I held my own, I think. I came up with some valid points, even trying to knock his theories out with scenarios of my own. But in the end, as we were practically yelling our sides over the other, I realized I was getting more annoyed than passionate about my point. I suddenly fell silent.

"You're just being a grouch," he said, again trying to bait me, but this time trying to make me forget what we were arguing about. Still I was silent.

"You're not allowed to be a grouch"

Silent.

"That's it, I'm dropping you off at that scary Bates' Motel looking thing in Frackville."

Silent some more. He waited a few minutes and then spoke back up.

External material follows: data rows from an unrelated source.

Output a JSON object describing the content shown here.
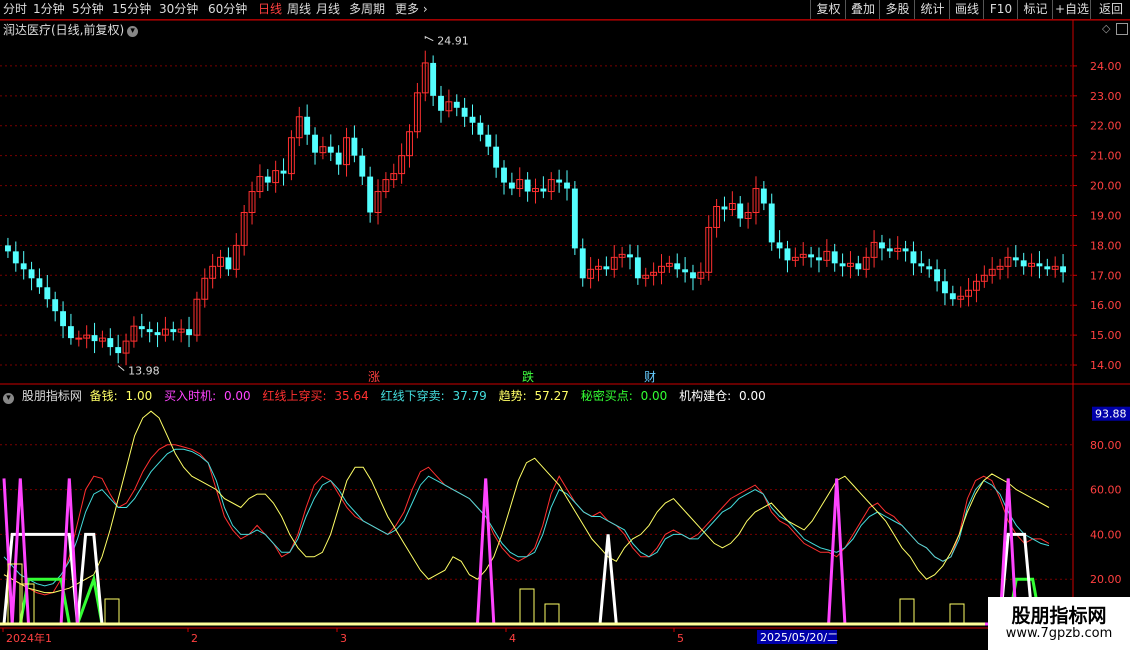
{
  "toolbar": {
    "periods": [
      "分时",
      "1分钟",
      "5分钟",
      "15分钟",
      "30分钟",
      "60分钟",
      "日线",
      "周线",
      "月线",
      "多周期",
      "更多"
    ],
    "active_period": "日线",
    "more_chevron": "›",
    "buttons": [
      "复权",
      "叠加",
      "多股",
      "统计",
      "画线",
      "F10",
      "标记",
      "+自选",
      "返回"
    ]
  },
  "main_chart": {
    "title": "润达医疗(日线,前复权)",
    "high_label": "24.91",
    "low_label": "13.98",
    "markers": [
      {
        "text": "涨",
        "color": "#ff4040"
      },
      {
        "text": "跌",
        "color": "#40ff40"
      },
      {
        "text": "财",
        "color": "#66ccff"
      }
    ]
  },
  "indicator": {
    "name": "股朋指标网",
    "items": [
      {
        "label": "备钱:",
        "value": "1.00",
        "color": "#ffff66"
      },
      {
        "label": "买入时机:",
        "value": "0.00",
        "color": "#ff44ff"
      },
      {
        "label": "红线上穿买:",
        "value": "35.64",
        "color": "#ff3030"
      },
      {
        "label": "红线下穿卖:",
        "value": "37.79",
        "color": "#44dddd"
      },
      {
        "label": "趋势:",
        "value": "57.27",
        "color": "#ffff66"
      },
      {
        "label": "秘密买点:",
        "value": "0.00",
        "color": "#33ff33"
      },
      {
        "label": "机构建仓:",
        "value": "0.00",
        "color": "#ffffff"
      }
    ],
    "current_value_tag": "93.88"
  },
  "timeline": {
    "labels": [
      "2024年1",
      "2",
      "3",
      "4",
      "5"
    ],
    "cursor_date": "2025/05/20/二"
  },
  "brand": {
    "title": "股朋指标网",
    "url": "www.7gpzb.com"
  },
  "colors": {
    "up": "#ff3030",
    "down": "#54ffff",
    "grid": "#7a0000",
    "axis": "#cc0000"
  },
  "chart_data": [
    {
      "type": "candlestick",
      "title": "润达医疗(日线,前复权)",
      "ylim": [
        13.5,
        25.0
      ],
      "y_ticks": [
        14.0,
        15.0,
        16.0,
        17.0,
        18.0,
        19.0,
        20.0,
        21.0,
        22.0,
        23.0,
        24.0
      ],
      "high": 24.91,
      "low": 13.98,
      "close": [
        17.8,
        17.4,
        17.2,
        16.9,
        16.6,
        16.2,
        15.8,
        15.3,
        14.9,
        14.9,
        15.0,
        14.8,
        14.9,
        14.6,
        14.4,
        14.8,
        15.3,
        15.2,
        15.1,
        15.0,
        15.2,
        15.1,
        15.2,
        15.0,
        16.2,
        16.9,
        17.3,
        17.6,
        17.2,
        18.0,
        19.1,
        19.8,
        20.3,
        20.1,
        20.5,
        20.4,
        21.6,
        22.3,
        21.7,
        21.1,
        21.3,
        21.1,
        20.7,
        21.6,
        21.0,
        20.3,
        19.1,
        19.8,
        20.2,
        20.4,
        21.0,
        21.8,
        23.1,
        24.1,
        23.0,
        22.5,
        22.8,
        22.6,
        22.3,
        22.1,
        21.7,
        21.3,
        20.6,
        20.1,
        19.9,
        20.2,
        19.8,
        19.9,
        19.8,
        20.2,
        20.1,
        19.9,
        17.9,
        16.9,
        17.2,
        17.3,
        17.2,
        17.6,
        17.7,
        17.6,
        16.9,
        17.0,
        17.1,
        17.3,
        17.4,
        17.2,
        17.1,
        16.9,
        17.1,
        18.6,
        19.3,
        19.2,
        19.4,
        18.9,
        19.1,
        19.9,
        19.4,
        18.1,
        17.9,
        17.5,
        17.6,
        17.7,
        17.6,
        17.5,
        17.8,
        17.4,
        17.3,
        17.4,
        17.2,
        17.6,
        18.1,
        17.9,
        17.8,
        17.9,
        17.8,
        17.4,
        17.3,
        17.2,
        16.8,
        16.4,
        16.2,
        16.3,
        16.5,
        16.8,
        17.0,
        17.2,
        17.3,
        17.6,
        17.5,
        17.3,
        17.4,
        17.3,
        17.2,
        17.3,
        17.1
      ],
      "volume_markers": [
        "涨",
        "跌",
        "财"
      ]
    },
    {
      "type": "line",
      "title": "股朋指标网",
      "ylim": [
        0,
        100
      ],
      "y_ticks": [
        20,
        40,
        60,
        80
      ],
      "series": [
        {
          "name": "红线上穿买",
          "color": "#ff3030",
          "values": [
            22,
            20,
            18,
            16,
            14,
            13,
            14,
            20,
            30,
            45,
            60,
            66,
            65,
            58,
            52,
            54,
            60,
            68,
            74,
            78,
            80,
            80,
            79,
            78,
            76,
            72,
            60,
            48,
            42,
            38,
            40,
            44,
            40,
            36,
            30,
            32,
            40,
            52,
            62,
            66,
            64,
            58,
            52,
            48,
            46,
            44,
            42,
            40,
            44,
            50,
            60,
            68,
            70,
            66,
            62,
            60,
            58,
            56,
            52,
            48,
            40,
            34,
            30,
            28,
            30,
            34,
            44,
            58,
            66,
            60,
            54,
            50,
            48,
            50,
            46,
            44,
            40,
            34,
            30,
            30,
            34,
            40,
            42,
            40,
            38,
            40,
            44,
            48,
            52,
            56,
            58,
            60,
            62,
            58,
            50,
            46,
            44,
            40,
            36,
            34,
            32,
            32,
            30,
            34,
            40,
            46,
            52,
            54,
            50,
            48,
            44,
            40,
            36,
            34,
            30,
            28,
            30,
            40,
            56,
            64,
            66,
            64,
            56,
            46,
            40,
            36,
            38,
            38,
            36
          ]
        },
        {
          "name": "红线下穿卖",
          "color": "#44dddd",
          "values": [
            30,
            26,
            22,
            20,
            18,
            17,
            18,
            22,
            28,
            38,
            50,
            58,
            60,
            56,
            52,
            52,
            56,
            62,
            68,
            72,
            76,
            78,
            78,
            77,
            75,
            72,
            64,
            52,
            44,
            40,
            40,
            42,
            40,
            36,
            32,
            32,
            38,
            48,
            56,
            62,
            64,
            60,
            54,
            50,
            46,
            44,
            42,
            40,
            42,
            46,
            54,
            62,
            66,
            64,
            62,
            60,
            58,
            56,
            52,
            48,
            42,
            36,
            32,
            30,
            30,
            32,
            40,
            52,
            60,
            58,
            54,
            50,
            48,
            48,
            46,
            44,
            42,
            36,
            32,
            30,
            32,
            38,
            40,
            40,
            38,
            38,
            42,
            46,
            50,
            52,
            56,
            58,
            60,
            58,
            52,
            48,
            46,
            42,
            38,
            36,
            34,
            33,
            32,
            34,
            38,
            44,
            48,
            50,
            48,
            46,
            44,
            40,
            36,
            34,
            30,
            28,
            30,
            38,
            52,
            60,
            64,
            62,
            58,
            50,
            44,
            40,
            38,
            36,
            35
          ]
        },
        {
          "name": "趋势",
          "color": "#ffff66",
          "values": [
            22,
            20,
            18,
            16,
            15,
            14,
            14,
            15,
            16,
            18,
            20,
            22,
            30,
            42,
            56,
            70,
            84,
            92,
            95,
            92,
            84,
            76,
            70,
            66,
            64,
            62,
            60,
            56,
            54,
            52,
            56,
            58,
            58,
            54,
            48,
            40,
            34,
            30,
            30,
            32,
            40,
            52,
            64,
            70,
            70,
            64,
            56,
            48,
            42,
            36,
            30,
            24,
            20,
            22,
            24,
            30,
            28,
            22,
            20,
            24,
            30,
            40,
            52,
            64,
            72,
            74,
            70,
            66,
            62,
            56,
            50,
            44,
            38,
            34,
            30,
            28,
            34,
            38,
            40,
            44,
            50,
            54,
            56,
            52,
            48,
            44,
            40,
            36,
            34,
            36,
            40,
            46,
            50,
            52,
            54,
            50,
            46,
            44,
            42,
            46,
            52,
            58,
            64,
            66,
            62,
            58,
            54,
            50,
            46,
            40,
            34,
            30,
            24,
            20,
            22,
            26,
            32,
            40,
            50,
            58,
            64,
            67,
            65,
            63,
            60,
            58,
            56,
            54,
            52
          ]
        },
        {
          "name": "秘密买点",
          "color": "#33ff33",
          "values": [
            0,
            0,
            0,
            20,
            20,
            20,
            20,
            20,
            0,
            0,
            10,
            20,
            0,
            0,
            0,
            0,
            0,
            0,
            0,
            0,
            0,
            0,
            0,
            0,
            0,
            0,
            0,
            0,
            0,
            0,
            0,
            0,
            0,
            0,
            0,
            0,
            0,
            0,
            0,
            0,
            0,
            0,
            0,
            0,
            0,
            0,
            0,
            0,
            0,
            0,
            0,
            0,
            0,
            0,
            0,
            0,
            0,
            0,
            0,
            0,
            0,
            0,
            0,
            0,
            0,
            0,
            0,
            0,
            0,
            0,
            0,
            0,
            0,
            0,
            0,
            0,
            0,
            0,
            0,
            0,
            0,
            0,
            0,
            0,
            0,
            0,
            0,
            0,
            0,
            0,
            0,
            0,
            0,
            0,
            0,
            0,
            0,
            0,
            0,
            0,
            0,
            0,
            0,
            0,
            0,
            0,
            0,
            0,
            0,
            0,
            0,
            0,
            0,
            0,
            0,
            0,
            0,
            0,
            0,
            0,
            0,
            0,
            0,
            0,
            20,
            20,
            20,
            0,
            0
          ]
        },
        {
          "name": "机构建仓",
          "color": "#ffffff",
          "values": [
            0,
            40,
            40,
            40,
            40,
            40,
            40,
            40,
            40,
            0,
            40,
            40,
            0,
            0,
            0,
            0,
            0,
            0,
            0,
            0,
            0,
            0,
            0,
            0,
            0,
            0,
            0,
            0,
            0,
            0,
            0,
            0,
            0,
            0,
            0,
            0,
            0,
            0,
            0,
            0,
            0,
            0,
            0,
            0,
            0,
            0,
            0,
            0,
            0,
            0,
            0,
            0,
            0,
            0,
            0,
            0,
            0,
            0,
            0,
            0,
            0,
            0,
            0,
            0,
            0,
            0,
            0,
            0,
            0,
            0,
            0,
            0,
            0,
            0,
            40,
            0,
            0,
            0,
            0,
            0,
            0,
            0,
            0,
            0,
            0,
            0,
            0,
            0,
            0,
            0,
            0,
            0,
            0,
            0,
            0,
            0,
            0,
            0,
            0,
            0,
            0,
            0,
            0,
            0,
            0,
            0,
            0,
            0,
            0,
            0,
            0,
            0,
            0,
            0,
            0,
            0,
            0,
            0,
            0,
            0,
            0,
            0,
            0,
            40,
            40,
            40,
            0,
            0,
            0
          ]
        },
        {
          "name": "买入时机",
          "color": "#ff44ff",
          "values": [
            65,
            0,
            65,
            0,
            0,
            0,
            0,
            0,
            65,
            0,
            0,
            0,
            0,
            0,
            0,
            0,
            0,
            0,
            0,
            0,
            0,
            0,
            0,
            0,
            0,
            0,
            0,
            0,
            0,
            0,
            0,
            0,
            0,
            0,
            0,
            0,
            0,
            0,
            0,
            0,
            0,
            0,
            0,
            0,
            0,
            0,
            0,
            0,
            0,
            0,
            0,
            0,
            0,
            0,
            0,
            0,
            0,
            0,
            0,
            65,
            0,
            0,
            0,
            0,
            0,
            0,
            0,
            0,
            0,
            0,
            0,
            0,
            0,
            0,
            0,
            0,
            0,
            0,
            0,
            0,
            0,
            0,
            0,
            0,
            0,
            0,
            0,
            0,
            0,
            0,
            0,
            0,
            0,
            0,
            0,
            0,
            0,
            0,
            0,
            0,
            0,
            0,
            65,
            0,
            0,
            0,
            0,
            0,
            0,
            0,
            0,
            0,
            0,
            0,
            0,
            0,
            0,
            0,
            0,
            0,
            0,
            0,
            0,
            65,
            0,
            0,
            0,
            0,
            0
          ]
        }
      ],
      "value_tag": 93.88
    }
  ]
}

"I just don't understand what the people trying to get by would do if you left your car," he said, trying to flush out the last of my arguments.

"You're just trying to have the last word, so I'm gonna be the adult and let you have it," I said simply. This actually led to us both trying to let the other have the last word, until we were both silent for a little while. Finally, as I continued to play my alphabet car game (something Joe hates) and spotted a letter I had been waiting for, Joe joined in helping me find other letters. Then we knew the fight was over.

Happily, as I looked at the clock, the fight had altogether eaten up almost an hour. We drove the rest of the way, with no incident. I later told Joe I think he purposely picked that fight.

"How could I have? YOU asked the question," he said. But I knew that he was glad for it. Not only did it help pass the time, but it helped chase away any fatigue he was feeling. Plus, I'm a big believer in fighting helping a relationship (not so much that you are screaming at the person everyday). Every now and then people need to sharpen their claws and doing it on each other not only opens communication, it really helps to de-stress.

As I'm typing this I am lounging on a bed at Joe's parents house in upstate NY. Sadly, we are already going to have to leave tomorrow, but it's been a nice visit. His mom and dad are awesome, and it's such a different atmosphere up here. But I am actually looking forward to the drive back. At least we'll be leaving a bit earlier, so we can see more sights, we'll be less tired...and JOE won't be such a grouch. Guess that's the nice thing about having a blog...I ALWAYS get the last word, lol.